Edwards v. McElliotts Trucking, LLC et al
Filing
126
MEMORANDUM OPINION AND ORDER denying 100 MOTION by Cardinal Transport, Inc. in Limine to Exclude Expert Testimony and Life Care Plan of Lisa Westfall. Signed by Judge Robert C. Chambers on 8/22/2017. (cc: attys; any unrepresented party) (mkw)

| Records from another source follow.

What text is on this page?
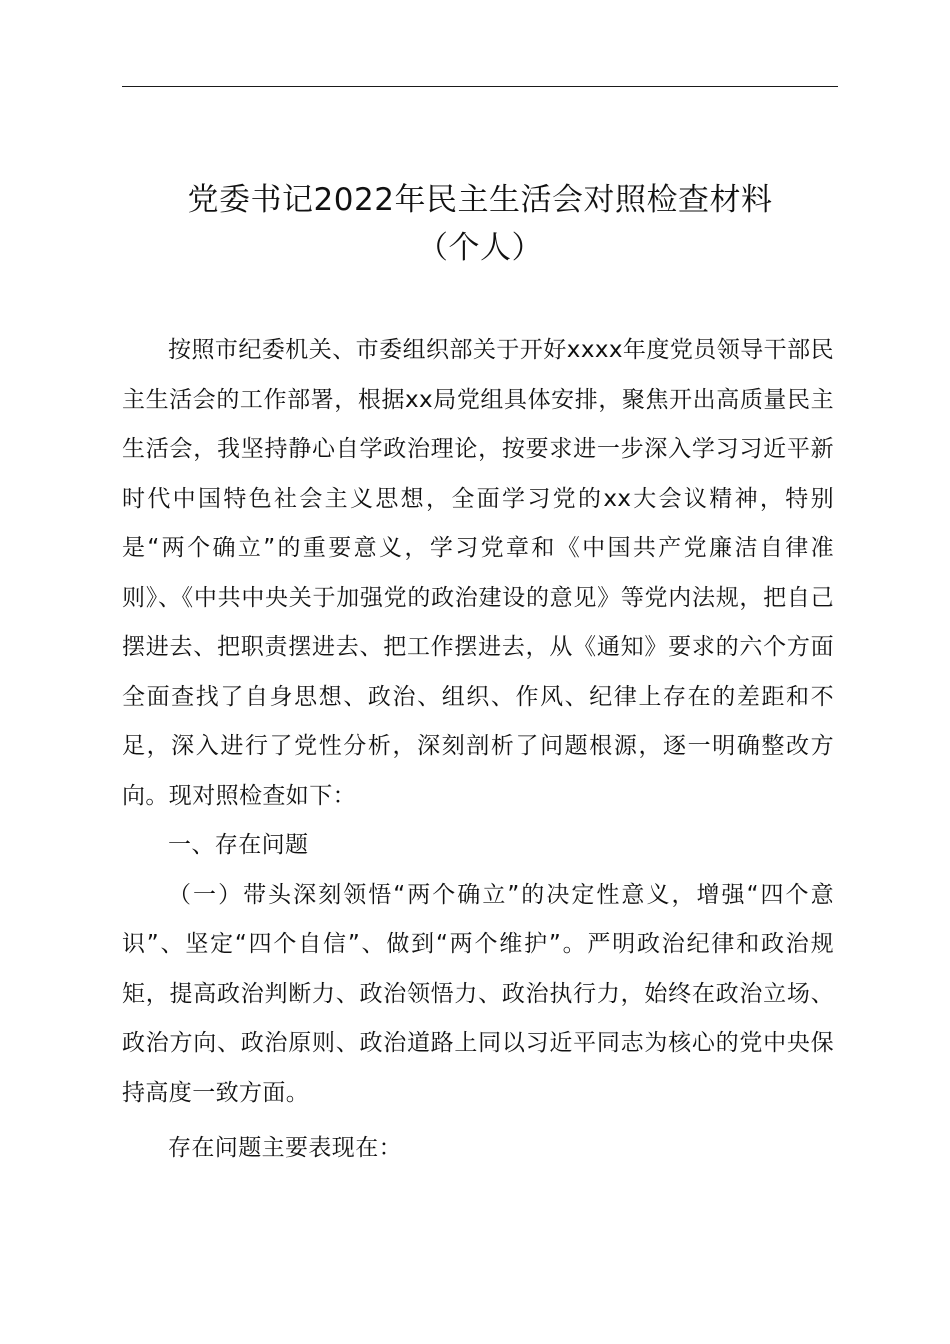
党委书记2022年民主生活会对照检查材料
（个人）

按照市纪委机关、市委组织部关于开好xxxx年度党员领导干部民主生活会的工作部署，根据xx局党组具体安排，聚焦开出高质量民主生活会，我坚持静心自学政治理论，按要求进一步深入学习习近平新时代中国特色社会主义思想，全面学习党的xx大会议精神，特别是“两个确立”的重要意义，学习党章和《中国共产党廉洁自律准则》、《中共中央关于加强党的政治建设的意见》等党内法规，把自己摆进去、把职责摆进去、把工作摆进去，从《通知》要求的六个方面全面查找了自身思想、政治、组织、作风、纪律上存在的差距和不足，深入进行了党性分析，深刻剖析了问题根源，逐一明确整改方向。现对照检查如下：

一、存在问题

（一）带头深刻领悟“两个确立”的决定性意义，增强“四个意识”、坚定“四个自信”、做到“两个维护”。严明政治纪律和政治规矩，提高政治判断力、政治领悟力、政治执行力，始终在政治立场、政治方向、政治原则、政治道路上同以习近平同志为核心的党中央保持高度一致方面。

存在问题主要表现在：
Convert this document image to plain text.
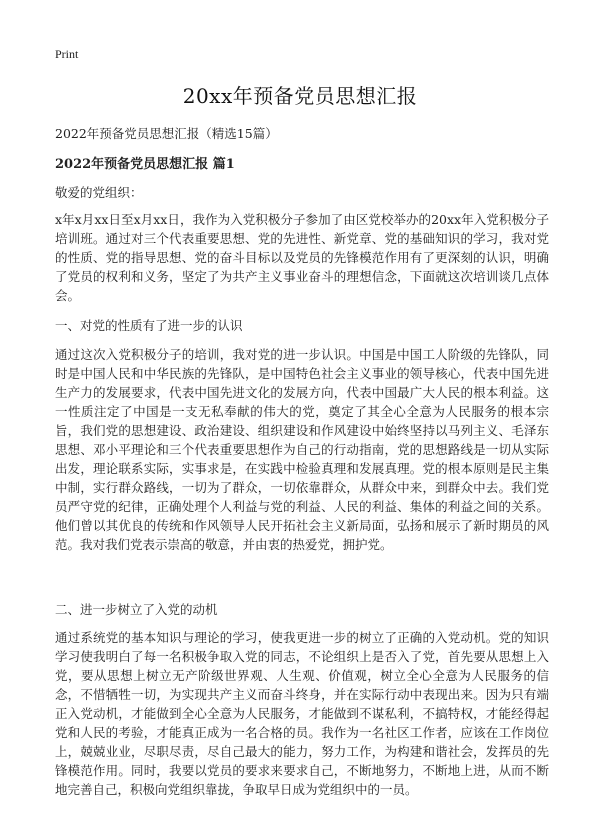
Print
20xx年预备党员思想汇报
2022年预备党员思想汇报（精选15篇）
2022年预备党员思想汇报 篇1
敬爱的党组织：

x年x月xx日至x月xx日，我作为入党积极分子参加了由区党校举办的20xx年入党积极分子培训班。通过对三个代表重要思想、党的先进性、新党章、党的基础知识的学习，我对党的性质、党的指导思想、党的奋斗目标以及党员的先锋模范作用有了更深刻的认识，明确了党员的权利和义务，坚定了为共产主义事业奋斗的理想信念，下面就这次培训谈几点体会。

一、对党的性质有了进一步的认识

通过这次入党积极分子的培训，我对党的进一步认识。中国是中国工人阶级的先锋队，同时是中国人民和中华民族的先锋队，是中国特色社会主义事业的领导核心，代表中国先进生产力的发展要求，代表中国先进文化的发展方向，代表中国最广大人民的根本利益。这一性质注定了中国是一支无私奉献的伟大的党，奠定了其全心全意为人民服务的根本宗旨，我们党的思想建设、政治建设、组织建设和作风建设中始终坚持以马列主义、毛泽东思想、邓小平理论和三个代表重要思想作为自己的行动指南，党的思想路线是一切从实际出发，理论联系实际，实事求是，在实践中检验真理和发展真理。党的根本原则是民主集中制，实行群众路线，一切为了群众，一切依靠群众，从群众中来，到群众中去。我们党员严守党的纪律，正确处理个人利益与党的利益、人民的利益、集体的利益之间的关系。他们曾以其优良的传统和作风领导人民开拓社会主义新局面，弘扬和展示了新时期员的风范。我对我们党表示崇高的敬意，并由衷的热爱党，拥护党。

二、进一步树立了入党的动机

通过系统党的基本知识与理论的学习，使我更进一步的树立了正确的入党动机。党的知识学习使我明白了每一名积极争取入党的同志，不论组织上是否入了党，首先要从思想上入党，要从思想上树立无产阶级世界观、人生观、价值观，树立全心全意为人民服务的信念，不惜牺牲一切，为实现共产主义而奋斗终身，并在实际行动中表现出来。因为只有端正入党动机，才能做到全心全意为人民服务，才能做到不谋私利，不搞特权，才能经得起党和人民的考验，才能真正成为一名合格的员。我作为一名社区工作者，应该在工作岗位上，兢兢业业，尽职尽责，尽自己最大的能力，努力工作，为构建和谐社会，发挥员的先锋模范作用。同时，我要以党员的要求来要求自己，不断地努力，不断地上进，从而不断地完善自己，积极向党组织靠拢，争取早日成为党组织中的一员。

IN THE UNITED STATES DISTRICT COURT FOR
THE SOUTHERN DISTRICT OF WEST VIRGINIA
HUNTINGTON DIVISION
RICHARD EDWARDS, JR.,
Plaintiff,
v.
CIVIL ACTION NO. 3:16-1879
McELLIOTTS TRUCKING, LLC;
DANNY McGOWAN, individually and as
an employee of McElliotts Trucking, LLC and/or
as agent of Cardinal Transport;
CARDINAL TRANSPORT, INC.;
HAROLD MIDKIFF, individually as agent driver of
McElliotts Trucking, LLC and/or as agent driver of
Cardinal Transport, Inc.,
Defendants.
MEMORANDUM OPINION AND ORDER
Pending before the Court is Defendant Cardinal Transport LLC’s Motion in Limine to
Exclude Expert Testimony and Life Care Plan of Lisa Westfall. ECF No. 100. For the following
reasons the Court DENIES the Motion.
I.
Background
Plaintiff Richard Edwards was injured while assisting in loading large metal rods onto the
trailer of a semi-truck. One of the rods, weighing almost 2,000 pounds, fell from the truck and
struck Edwards in the leg. Edwards’ leg was severely injured and the lower part of it was
amputated.
In support of his claim for damages, Edwards engaged the services of life care planner Lisa
Westfall as an expert witness. Westfall reviewed reports created by a Dr. Richard Vaglienti and
Nick Wheeler and compiled a life care plan that explains the future medical care needed by
Edwards for his injury. Dr. Vaglienti’s report contains a list of recommendations of medical
devices and services he will need as a result of his injury. Wheeler’s expert report recommended
certain prosthetics, orthopedic equipment, and physical therapies that Edwards will need as a result
of the loss of the lower portion of one of his legs. Westfall relied on these reports to create a life
care plan that attempts to quantify and explain the cost of the medical services, prosthetics,
physical therapy, and orthopedic care that Edwards will need over the course of his life.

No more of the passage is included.